El altar es hospitalidad hecha visible. Las fotografías le dicen al viajero que esta mesa es suya. Se coloca un petate o una pequeña esterilla para que el alma descanse. Puede haber sillas para los vivos que se sentarán con ellos. Las flores, especialmente el cempasúchil, perfuman el aire y marcan el camino. Los lirios blancos hablan de purificación. Las flores moradas hablan de duelo. El papel picado permite que el aire se mueva a través de la ofrenda, el elemento del viento. Las velas son fuego y también una lámpara para el camino de regreso. El agua espera porque el viaje es largo y los muertos tienen sed. La sal protege el cuerpo en el viaje de ida y en el viaje de vuelta. El copal es aire, oración y puerta abierta.
Nada de esto es teatro para los vecinos, aunque los vecinos vendrán. Es respeto. Ofrendar, como escribe el INPI, es compartir pan, sal, fruta, comida y agua con los muertos, y vino o mezcal si son adultos. Es pararse lo suficientemente cerca de un recuerdo hasta que el recuerdo se sienta como compañía.
Por qué hay comida en la mesa
Hay comida porque un invitado que ha caminado desde el otro mundo llega con hambre. Esa es la razón simple que dan las familias, y basta. Los platillos no son comida genérica de festival. Son la comida de esa persona. Mole negro para quien amaba el mole negro. Higaditos, tamales amarillos, chocolate-atole, pan de yema con carita, fruta de temporada, un cigarro si fumaba, un mezcal si eso era su alegría. En Teotitlán, las familias han colocado petates para que las almas se sienten al banquete. En Zimatlán, las cocineras hablan de tamales de milpa para el primero de noviembre y tamales con mole para el segundo.
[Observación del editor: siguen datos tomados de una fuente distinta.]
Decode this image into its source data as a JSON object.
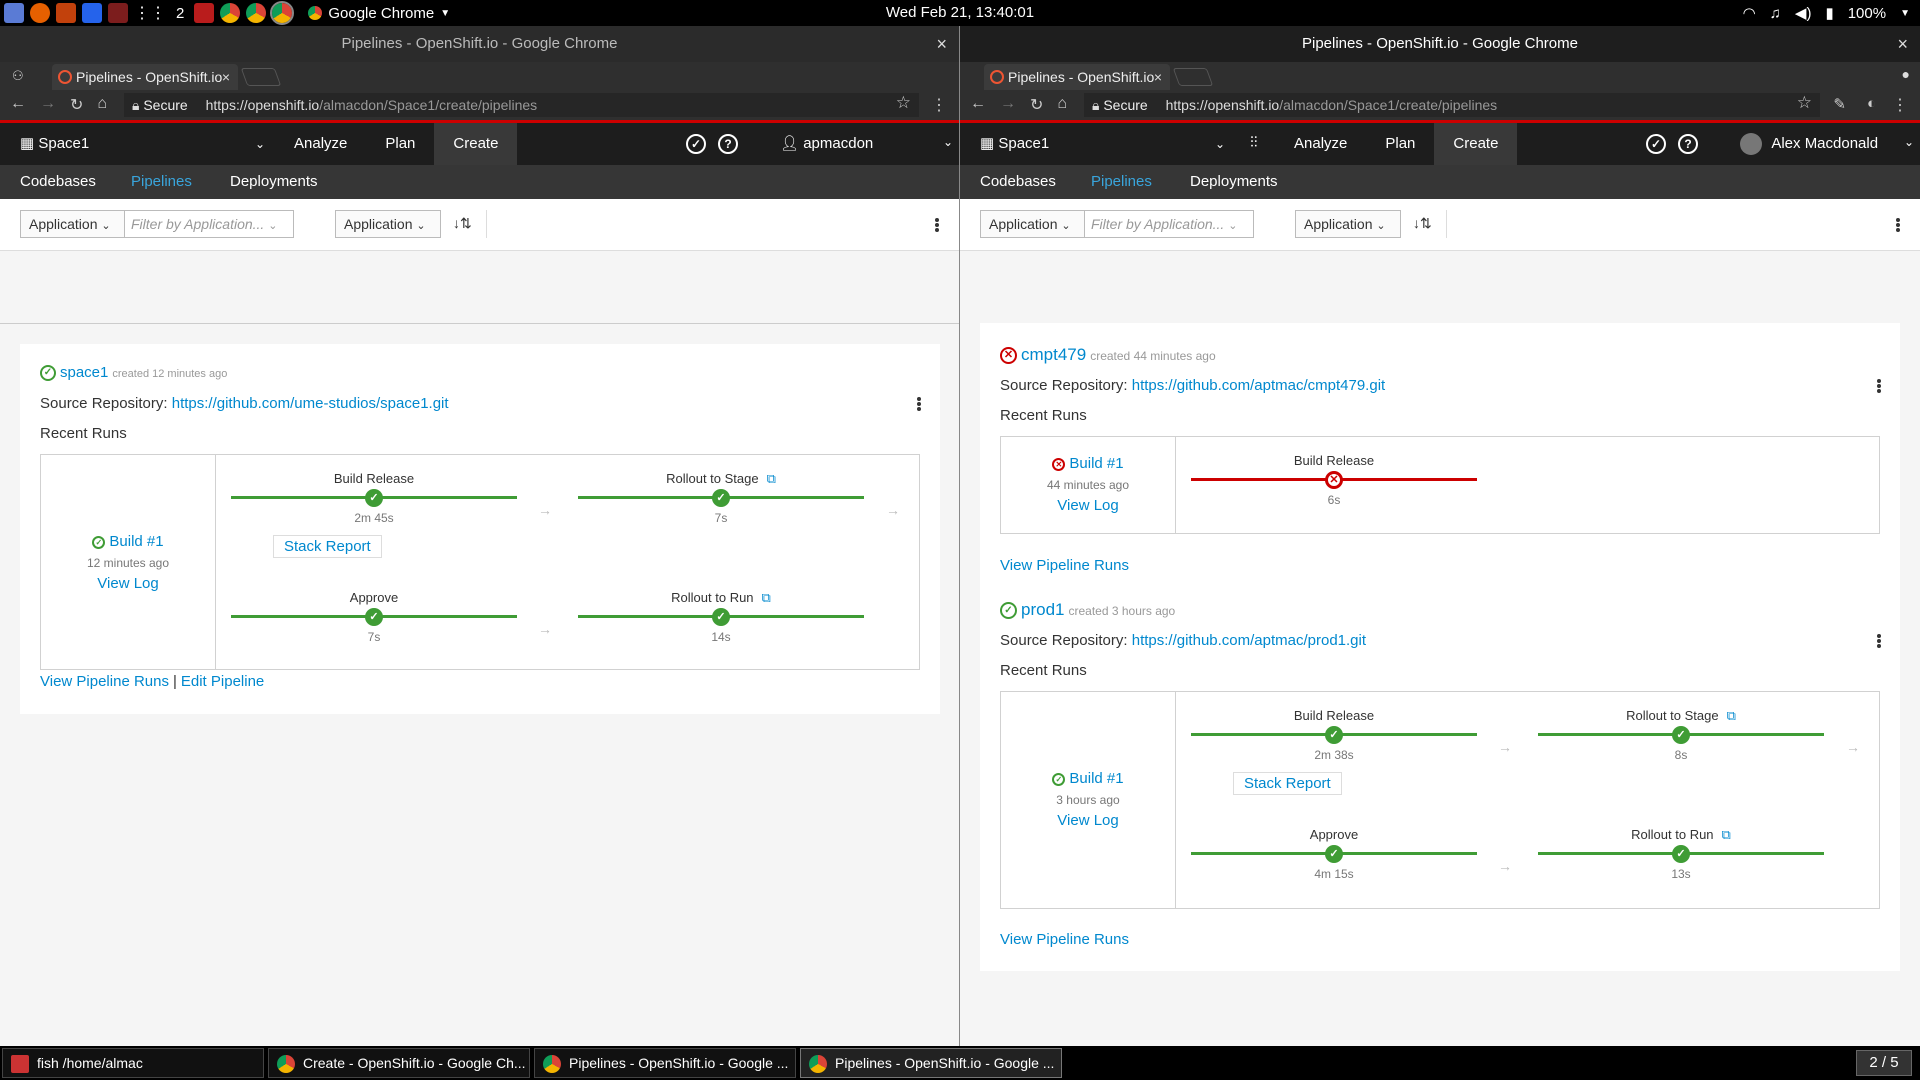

La tierra está representada por la comida misma. El agua está en el vaso. El fuego está en las velas y en el carbón debajo del copal. El aire está en el humo y en el papel recortado. Los cuatro elementos forman una bienvenida completa. Una fotografía o una herramienta favorita la vuelve personal. Esto no es una ofrenda a la muerte como idea. Es cena para alguien cuya risa todavía puedes escuchar.
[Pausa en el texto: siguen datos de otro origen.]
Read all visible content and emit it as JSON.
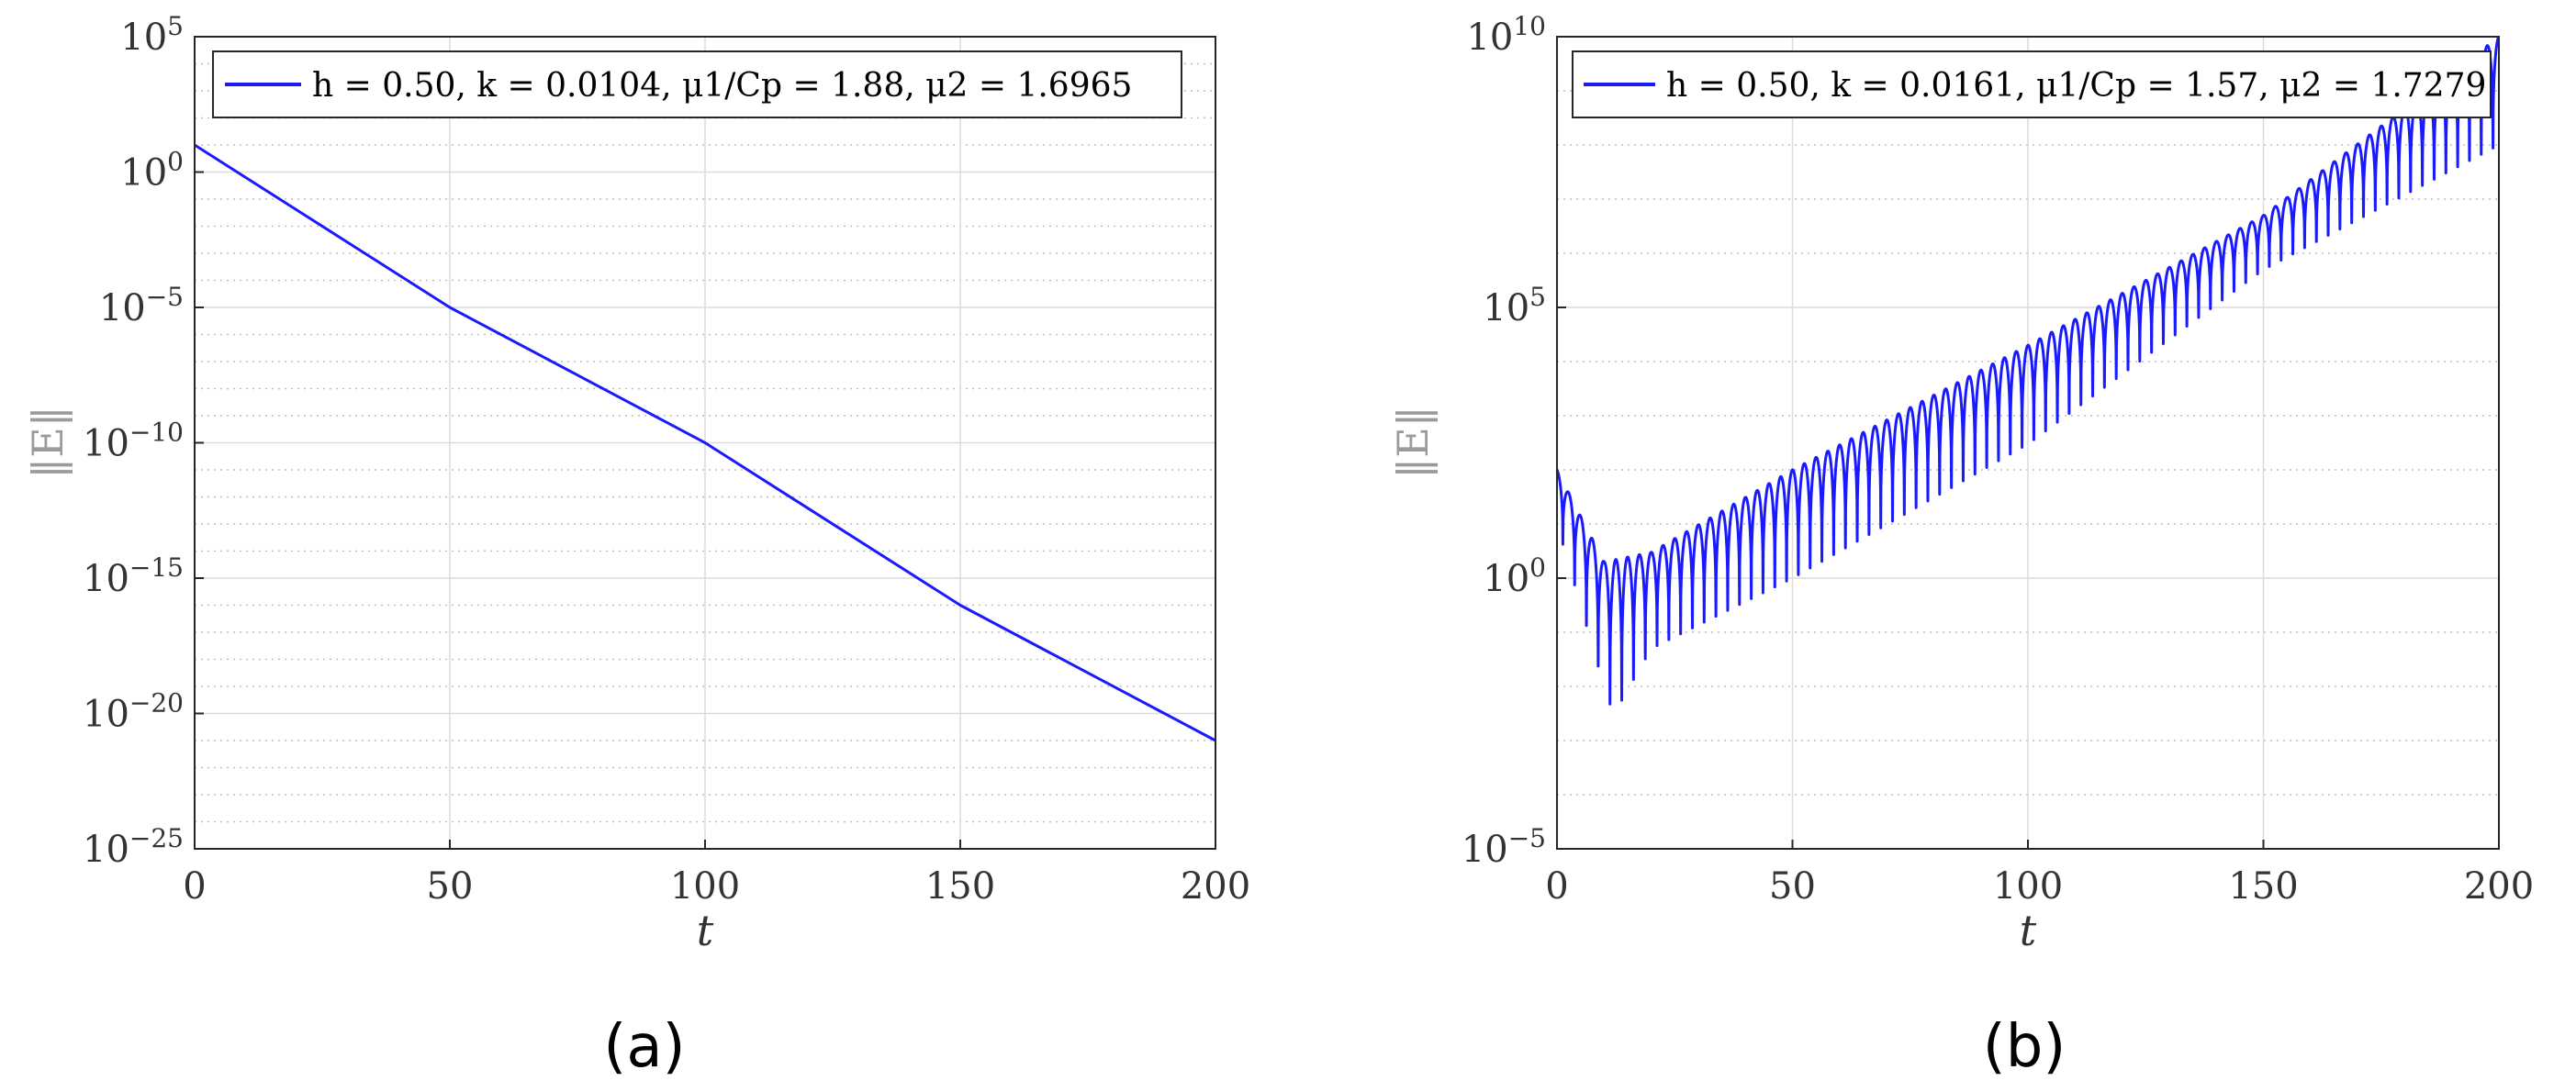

En la tarde del 2 de noviembre, muchos pueblos hablan de mostrar a las almas el camino de regreso. El copal puede quemarse otra vez en la tumba. El mezcal puede derramarse hacia los cuatro rumbos. El mismo humo que las llamó a casa ahora ilumina el regreso, para que la visita termine con la misma cortesía con la que comenzó.
Honor, no espectáculo
Si caminas por Oaxaca a finales de octubre, olerás copal en puertas, mercados y panteones. La demanda sube porque la resina es local, porque Semana Santa y las fiestas patronales ya enseñaron a la gente a confiar en ella, y porque Día de Muertos pide un aroma que los muertos reconozcan. Las comunidades de Oaxaca todavía cosechan Bursera con cuidado para dejar vivo el árbol. Una familia que trabaja la resina puede sacar decenas de kilos en un buen año. El resto de nosotros compramos una bolsita y la guardamos cerca del carbón.
Úsalo de forma sencilla. Enciende el carbón. Agrega un pedazo de copal. Deja que el humo suba antes de colocar los platos. Mantén una ventana un poco abierta. Quédate un rato con el altar. Di los nombres en voz alta. Al final, esa es toda la explicación: los muertos son tratados como viajeros que merecen una casa limpia, un camino iluminado, un vaso de agua, la comida que amaban y una fragancia que ha llevado mensajes entre mundos durante muchísimo tiempo. El copal es la forma en que Oaxaca mantiene esa promesa en el aire.